Sabah çok erken kalkmıştım Jung Woo daha uyanmamıştı. Ben sabah onun beni uyandıracağını düşünüyordum ama ne yazık ki ondan önce kalkmıştım. Aşağı indim ve ikimiz için kahvaltı hazırladım. Ve dün yaktığımız poğaçalardan hazırlamaya çalıştım ancak çalışmalarım başarısız oldu. Belki pişince düzelir umuduyla onları fırına koydum. Jung Woo aşağı geldi. O kadar havalı iniyordu ki ondan gözlerimi alamıyordum. Bana doğru gelmeye başladı. Günaydın dedi ve yanağına bir buse kondurdu. Ona sarıldım ve bende ona günaydın dedim. Bu sıradan günaydın sözcüğünü uzun zamandır Jung Woo' dan bu kadar güzel bir şekilde duymamıştım.

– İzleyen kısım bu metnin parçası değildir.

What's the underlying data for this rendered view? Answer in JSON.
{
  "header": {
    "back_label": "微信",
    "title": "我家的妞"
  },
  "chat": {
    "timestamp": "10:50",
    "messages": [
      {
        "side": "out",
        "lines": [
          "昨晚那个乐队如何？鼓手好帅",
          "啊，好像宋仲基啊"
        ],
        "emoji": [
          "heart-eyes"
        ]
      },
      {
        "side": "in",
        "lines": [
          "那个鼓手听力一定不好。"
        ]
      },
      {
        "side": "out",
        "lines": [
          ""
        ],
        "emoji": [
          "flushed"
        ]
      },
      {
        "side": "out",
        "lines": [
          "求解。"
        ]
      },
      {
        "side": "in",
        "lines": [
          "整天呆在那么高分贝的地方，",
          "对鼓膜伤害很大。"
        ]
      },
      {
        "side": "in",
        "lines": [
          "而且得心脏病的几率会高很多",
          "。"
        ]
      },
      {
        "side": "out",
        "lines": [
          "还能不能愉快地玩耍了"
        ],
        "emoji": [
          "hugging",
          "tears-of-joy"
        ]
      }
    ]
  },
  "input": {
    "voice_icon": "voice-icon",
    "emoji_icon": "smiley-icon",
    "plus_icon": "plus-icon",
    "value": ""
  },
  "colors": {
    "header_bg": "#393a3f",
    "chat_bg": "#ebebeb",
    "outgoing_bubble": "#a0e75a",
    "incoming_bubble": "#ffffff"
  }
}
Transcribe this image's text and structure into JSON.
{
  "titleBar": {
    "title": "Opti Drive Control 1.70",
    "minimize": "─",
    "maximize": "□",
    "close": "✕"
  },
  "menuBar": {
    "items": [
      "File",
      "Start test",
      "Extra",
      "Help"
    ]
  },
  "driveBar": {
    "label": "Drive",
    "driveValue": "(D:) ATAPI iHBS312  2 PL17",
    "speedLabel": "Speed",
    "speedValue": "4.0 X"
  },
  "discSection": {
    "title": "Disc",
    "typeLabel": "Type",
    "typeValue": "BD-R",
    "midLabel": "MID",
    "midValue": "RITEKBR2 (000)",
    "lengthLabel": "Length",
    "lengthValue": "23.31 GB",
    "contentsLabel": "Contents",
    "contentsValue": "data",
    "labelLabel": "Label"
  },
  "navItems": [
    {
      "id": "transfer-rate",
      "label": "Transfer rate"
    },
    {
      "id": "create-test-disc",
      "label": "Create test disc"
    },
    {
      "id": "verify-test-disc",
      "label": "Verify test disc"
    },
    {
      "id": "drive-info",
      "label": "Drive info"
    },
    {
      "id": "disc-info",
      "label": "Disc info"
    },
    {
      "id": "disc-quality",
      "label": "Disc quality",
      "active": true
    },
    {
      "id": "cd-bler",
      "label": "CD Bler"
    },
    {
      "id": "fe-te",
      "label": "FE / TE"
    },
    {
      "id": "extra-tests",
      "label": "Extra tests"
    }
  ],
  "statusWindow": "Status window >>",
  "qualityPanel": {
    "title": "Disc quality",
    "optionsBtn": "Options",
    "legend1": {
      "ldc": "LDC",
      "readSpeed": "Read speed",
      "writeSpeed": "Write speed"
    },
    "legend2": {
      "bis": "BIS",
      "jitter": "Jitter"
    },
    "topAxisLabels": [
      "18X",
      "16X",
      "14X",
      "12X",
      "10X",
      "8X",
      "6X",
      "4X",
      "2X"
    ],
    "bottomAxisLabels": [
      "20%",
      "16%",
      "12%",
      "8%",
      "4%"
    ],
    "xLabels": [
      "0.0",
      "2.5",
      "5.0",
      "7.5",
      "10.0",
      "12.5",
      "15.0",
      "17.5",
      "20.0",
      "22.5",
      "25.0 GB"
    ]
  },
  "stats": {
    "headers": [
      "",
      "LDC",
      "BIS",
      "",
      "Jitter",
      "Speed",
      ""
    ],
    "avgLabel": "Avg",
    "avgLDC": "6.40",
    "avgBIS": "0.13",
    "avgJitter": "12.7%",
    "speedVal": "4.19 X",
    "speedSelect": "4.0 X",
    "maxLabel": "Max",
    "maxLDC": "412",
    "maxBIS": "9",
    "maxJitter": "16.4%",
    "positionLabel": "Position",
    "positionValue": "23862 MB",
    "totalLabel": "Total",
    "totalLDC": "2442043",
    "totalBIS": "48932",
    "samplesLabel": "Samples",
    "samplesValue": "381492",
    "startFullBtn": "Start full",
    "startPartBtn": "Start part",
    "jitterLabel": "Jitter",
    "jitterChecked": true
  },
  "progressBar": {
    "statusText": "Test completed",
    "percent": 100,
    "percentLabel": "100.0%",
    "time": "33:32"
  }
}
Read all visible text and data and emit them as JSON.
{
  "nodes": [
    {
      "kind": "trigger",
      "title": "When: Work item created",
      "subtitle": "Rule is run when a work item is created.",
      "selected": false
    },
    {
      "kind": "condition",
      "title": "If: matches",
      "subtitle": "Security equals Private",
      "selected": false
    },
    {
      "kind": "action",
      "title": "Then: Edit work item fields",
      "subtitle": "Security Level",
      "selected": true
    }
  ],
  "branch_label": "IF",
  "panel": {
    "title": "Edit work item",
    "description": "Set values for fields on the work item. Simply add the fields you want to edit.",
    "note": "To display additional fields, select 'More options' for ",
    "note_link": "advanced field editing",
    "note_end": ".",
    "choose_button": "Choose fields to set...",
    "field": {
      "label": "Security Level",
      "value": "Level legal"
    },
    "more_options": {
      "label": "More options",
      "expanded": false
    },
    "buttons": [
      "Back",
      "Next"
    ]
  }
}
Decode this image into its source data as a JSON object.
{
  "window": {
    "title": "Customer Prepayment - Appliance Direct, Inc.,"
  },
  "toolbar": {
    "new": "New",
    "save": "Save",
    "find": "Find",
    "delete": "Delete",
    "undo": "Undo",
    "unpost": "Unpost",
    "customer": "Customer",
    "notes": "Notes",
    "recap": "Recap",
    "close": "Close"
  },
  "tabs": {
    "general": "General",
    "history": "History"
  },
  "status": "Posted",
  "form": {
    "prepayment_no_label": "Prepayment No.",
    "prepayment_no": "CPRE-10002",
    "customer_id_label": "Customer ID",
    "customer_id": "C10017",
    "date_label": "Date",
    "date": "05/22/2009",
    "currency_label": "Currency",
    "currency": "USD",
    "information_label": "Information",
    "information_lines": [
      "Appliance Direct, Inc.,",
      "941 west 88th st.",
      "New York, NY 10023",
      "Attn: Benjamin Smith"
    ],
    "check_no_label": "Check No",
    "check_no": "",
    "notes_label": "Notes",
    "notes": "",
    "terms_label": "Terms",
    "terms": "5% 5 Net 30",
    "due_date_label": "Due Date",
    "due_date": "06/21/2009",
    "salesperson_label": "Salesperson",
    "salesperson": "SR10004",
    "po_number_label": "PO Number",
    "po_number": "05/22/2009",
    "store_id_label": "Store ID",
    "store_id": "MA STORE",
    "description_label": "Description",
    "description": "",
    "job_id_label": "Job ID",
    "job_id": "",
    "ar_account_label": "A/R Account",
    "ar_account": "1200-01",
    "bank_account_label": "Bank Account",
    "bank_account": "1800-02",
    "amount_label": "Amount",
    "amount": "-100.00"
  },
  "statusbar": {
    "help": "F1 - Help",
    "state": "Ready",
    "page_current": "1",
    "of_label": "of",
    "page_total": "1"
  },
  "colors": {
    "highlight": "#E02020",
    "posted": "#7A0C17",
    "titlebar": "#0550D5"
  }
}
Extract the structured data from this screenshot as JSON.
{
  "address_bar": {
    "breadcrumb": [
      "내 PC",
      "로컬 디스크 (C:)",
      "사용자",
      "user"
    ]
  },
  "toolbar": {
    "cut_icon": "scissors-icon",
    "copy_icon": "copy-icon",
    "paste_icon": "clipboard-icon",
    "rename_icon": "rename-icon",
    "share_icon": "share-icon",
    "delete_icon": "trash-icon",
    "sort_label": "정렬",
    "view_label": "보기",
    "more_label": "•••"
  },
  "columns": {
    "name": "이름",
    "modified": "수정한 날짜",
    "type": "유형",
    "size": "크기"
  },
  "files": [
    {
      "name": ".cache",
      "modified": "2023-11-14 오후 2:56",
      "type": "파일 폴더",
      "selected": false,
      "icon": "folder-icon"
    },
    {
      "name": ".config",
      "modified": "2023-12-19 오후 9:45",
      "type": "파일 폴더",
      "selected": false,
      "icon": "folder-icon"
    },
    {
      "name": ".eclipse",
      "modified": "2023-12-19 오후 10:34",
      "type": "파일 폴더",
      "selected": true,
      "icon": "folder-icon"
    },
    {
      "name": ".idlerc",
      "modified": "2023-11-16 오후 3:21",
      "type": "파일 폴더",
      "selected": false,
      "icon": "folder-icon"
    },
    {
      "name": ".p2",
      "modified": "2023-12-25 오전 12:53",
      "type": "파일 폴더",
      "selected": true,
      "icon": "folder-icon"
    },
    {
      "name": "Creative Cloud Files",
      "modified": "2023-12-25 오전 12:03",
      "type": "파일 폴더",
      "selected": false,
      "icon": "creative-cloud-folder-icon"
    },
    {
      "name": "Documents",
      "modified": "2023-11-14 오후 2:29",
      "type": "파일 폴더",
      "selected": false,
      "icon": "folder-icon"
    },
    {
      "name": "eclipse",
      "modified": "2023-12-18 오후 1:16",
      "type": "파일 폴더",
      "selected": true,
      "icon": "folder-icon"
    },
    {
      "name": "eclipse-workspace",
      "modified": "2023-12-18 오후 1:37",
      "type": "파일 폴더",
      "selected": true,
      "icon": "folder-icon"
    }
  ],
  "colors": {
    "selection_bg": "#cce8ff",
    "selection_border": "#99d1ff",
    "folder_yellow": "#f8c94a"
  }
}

J: sanki yanık kokusu geliyor
S: Hayır, yine mi
Koştum ve fırını açtım.
J: yine mi?
S: evet, yine yanmışlar
Bu sefer Jung Woo ile ağlamak gibi tuhaf şeyler yapmadık. Tam tersine gülme krizine girmiştik. Sonra birden telefonum çaldı. Arayan kişi Abim Woo Jin 'di. Kendimi toparladım ve hemen telefonu açtım.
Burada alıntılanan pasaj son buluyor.